Every year we look forward to the Wildlife Photographer of the Year exhibition. Why? Because it captures the beauty, savagery and cruelty of the animal kingdom through stunning photographs. We're part of that kingdom too, and the cruelty inflicted by humans is also featured, to remind us that we as a species can be just as savage, if not more so.

A lion steals a drink from a waterhole in Zambia.

From cute meerkats to deadly lions we're expecting nothing but brilliance from this year's litter. We still have a few months until it opens so here's a sneak preview of some of the images we can expect to find at the exhibition. These should tide you over until October, when we'll be hunting this show down at Natural History Museum.

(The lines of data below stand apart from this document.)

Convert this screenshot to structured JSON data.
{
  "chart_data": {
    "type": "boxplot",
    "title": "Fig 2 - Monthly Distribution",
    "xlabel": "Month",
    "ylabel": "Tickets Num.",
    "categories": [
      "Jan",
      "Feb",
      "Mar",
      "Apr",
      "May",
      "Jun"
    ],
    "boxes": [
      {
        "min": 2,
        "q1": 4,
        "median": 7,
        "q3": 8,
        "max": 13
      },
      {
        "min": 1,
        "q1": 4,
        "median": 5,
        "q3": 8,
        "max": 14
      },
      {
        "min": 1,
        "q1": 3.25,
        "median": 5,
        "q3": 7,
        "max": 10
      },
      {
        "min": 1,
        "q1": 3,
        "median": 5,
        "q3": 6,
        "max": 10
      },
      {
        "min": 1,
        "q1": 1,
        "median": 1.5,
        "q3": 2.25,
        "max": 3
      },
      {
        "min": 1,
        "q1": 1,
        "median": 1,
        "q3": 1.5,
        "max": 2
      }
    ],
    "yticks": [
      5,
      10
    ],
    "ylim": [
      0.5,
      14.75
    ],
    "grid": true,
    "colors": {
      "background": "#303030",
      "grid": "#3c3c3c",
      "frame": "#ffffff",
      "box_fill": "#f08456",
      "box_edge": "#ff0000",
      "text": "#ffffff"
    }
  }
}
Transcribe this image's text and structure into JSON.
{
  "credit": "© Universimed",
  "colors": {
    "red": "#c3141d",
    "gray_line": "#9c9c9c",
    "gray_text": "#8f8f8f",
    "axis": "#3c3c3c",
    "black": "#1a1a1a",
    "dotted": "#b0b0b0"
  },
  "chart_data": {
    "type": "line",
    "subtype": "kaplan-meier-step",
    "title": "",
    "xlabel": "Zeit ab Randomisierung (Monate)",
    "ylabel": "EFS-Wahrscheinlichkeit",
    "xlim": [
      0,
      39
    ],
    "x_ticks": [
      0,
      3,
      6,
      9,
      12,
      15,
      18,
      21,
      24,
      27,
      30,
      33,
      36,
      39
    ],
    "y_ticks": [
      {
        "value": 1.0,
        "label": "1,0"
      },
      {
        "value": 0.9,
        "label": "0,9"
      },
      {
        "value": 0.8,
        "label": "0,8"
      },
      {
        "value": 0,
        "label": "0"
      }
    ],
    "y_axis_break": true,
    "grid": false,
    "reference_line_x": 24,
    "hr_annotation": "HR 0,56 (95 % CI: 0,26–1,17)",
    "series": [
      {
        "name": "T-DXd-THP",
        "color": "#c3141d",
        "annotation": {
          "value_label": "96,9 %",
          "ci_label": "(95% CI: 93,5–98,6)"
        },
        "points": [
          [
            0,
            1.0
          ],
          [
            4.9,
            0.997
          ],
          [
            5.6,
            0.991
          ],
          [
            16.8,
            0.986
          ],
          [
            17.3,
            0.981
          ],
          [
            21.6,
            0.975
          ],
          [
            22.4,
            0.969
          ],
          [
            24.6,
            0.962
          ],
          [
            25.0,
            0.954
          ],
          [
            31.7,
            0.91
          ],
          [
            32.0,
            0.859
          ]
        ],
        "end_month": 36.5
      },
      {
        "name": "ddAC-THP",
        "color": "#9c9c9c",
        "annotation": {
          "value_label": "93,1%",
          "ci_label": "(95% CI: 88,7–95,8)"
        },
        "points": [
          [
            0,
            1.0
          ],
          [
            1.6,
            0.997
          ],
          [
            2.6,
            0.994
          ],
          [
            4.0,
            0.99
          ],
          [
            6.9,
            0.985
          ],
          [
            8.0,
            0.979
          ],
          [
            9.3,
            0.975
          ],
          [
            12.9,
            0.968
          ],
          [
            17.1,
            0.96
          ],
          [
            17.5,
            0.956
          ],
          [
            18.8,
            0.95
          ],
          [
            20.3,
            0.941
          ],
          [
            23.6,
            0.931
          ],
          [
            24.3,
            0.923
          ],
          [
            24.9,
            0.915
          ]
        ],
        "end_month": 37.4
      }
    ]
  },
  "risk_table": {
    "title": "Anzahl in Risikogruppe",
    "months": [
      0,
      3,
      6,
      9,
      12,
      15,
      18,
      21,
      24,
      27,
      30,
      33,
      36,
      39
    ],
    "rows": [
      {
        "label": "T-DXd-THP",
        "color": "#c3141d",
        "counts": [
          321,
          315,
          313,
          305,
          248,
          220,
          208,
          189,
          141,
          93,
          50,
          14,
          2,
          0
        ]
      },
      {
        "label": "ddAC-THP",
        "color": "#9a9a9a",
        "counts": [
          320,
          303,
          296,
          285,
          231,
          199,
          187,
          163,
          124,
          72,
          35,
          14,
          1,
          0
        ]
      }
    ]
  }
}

A red footed booby closes in on a flying fish in the Indian Ocean.
Two Eurasian lynx kittens playfully spar with one another.
This sun bear almost looks human as it gazes longingly out of the filthy cage it's kept in at a Sumatran zoo.
A fox in a derelict school in Pripyat, a town that was evacuated following the nearby Chernobyl nuclear disaster.
An Asian Sheepshead Wrasse looks to impress females with his bulbous head. The fish start out female with some transforming into males when the reach a certain age and size.
Two African wild dog pups play a macabre game of chase using a baboon's head.

Wildlife Photographer of the Year opens at Natural History Museum on 19 October 2018 and runs until 30 June 2019. Tickets are £13.50 for adults, £8 for children.